Linux may have a place at several levels of your deployment and can in fact be phased in as needed, or used only where it is convenient.
Since the front end (application) and the back end (the database) are so independent, let's examine what needs to be done one step at a time.
To move an existing Progress character-based application, the good news is all it takes is a recompile. That's it! In fact, there are some instances in which you don't even have to recompile; if you are staying within the same machine class, the same r-code (compiled code) can just be copied from one machine to another and it will run. This is because Progress r-code is not truly compiled code, but rather an interpreted binary format. As long as you remain within the same machine class (defined as machines with the same byte alignment, endianness, and word size), your compiled code will not even need a recompile.
The only time any complications in this process will occur is when you have OS-specific code within your application. Progress code doesn't care what OS it runs on, but if you make a call to an external routine (such as ps with flags specific to your old OS), you will need to make those modifications. However, this situation is fairly rare. Common operating system functions (such as file copy and delete) can be handled generically within Progress by using statements like OS-COPY which work regardless of the underlying platform.
In some circumstances, porting an existing database is just as easy. Officially, Progress does not support copying a database between operating systems or machine architectures. In order to do this, you must do a dump and load. This is a process of extracting the structure and all the data from the database in an ASCII form, then copying the ASCII data to the new machine and loading it into the new database. However, there is an unsupported loophole which I take advantage of regularly. Currently, I dual-boot my laptop with NT and Linux, and I have a Progress database on an NT FAT drive which is visible when I boot Linux. This database is accessible from either OS. I have application code (uncompiled because that is more convenient for me, but I could also share a compiled version) which accesses this database no matter which choice I make at boot time. There can't be much better proof than that. The true technical limitations on copying databases are much the same as those for copying compiled code: if the machine architecture and the word size are the same, you should be okay.
If your situation does require a dump and load, and you want the time your application is unavailable to be as short as possible, there are some techniques which will dramatically reduce the down time of your database. I regularly travel to customer sites and have seen some extreme examples of this: one database, with a size measurable in tens of gigabytes, was unavailable for only 45 minutes and only in the final phase of their dump and load.

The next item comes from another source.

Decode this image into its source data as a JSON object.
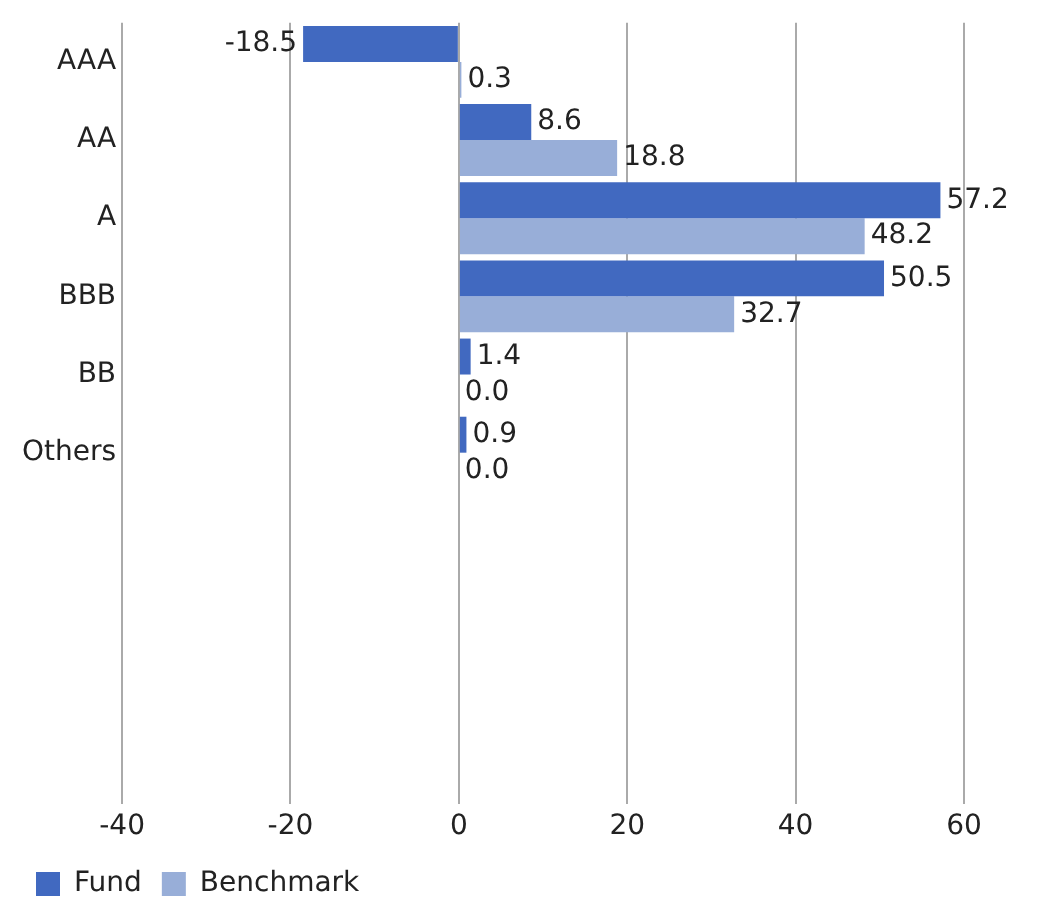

This sort of performance, however, requires some custom work in advance. Generally, it involves dumping and loading stable data ahead of the actual cutover point; the greatest time savings occurs when you can define stable data most broadly. For example, if you have modification dates on a table, the entire table can be dumped and loaded in advance; then, when you are ready to cut over to the new system, re-dump only those records modified since the first dump.
Porting an existing character application written in Progress is remarkably simple. With over 5000 applications already written, the arrival of Progress on the Linux scene should make a large dent in the “Linux has no application” argument. Progress is flexible enough in its deployment capabilities that it allows Linux to be integrated into existing deployments transparently to provide greater scalability and cost-effectiveness.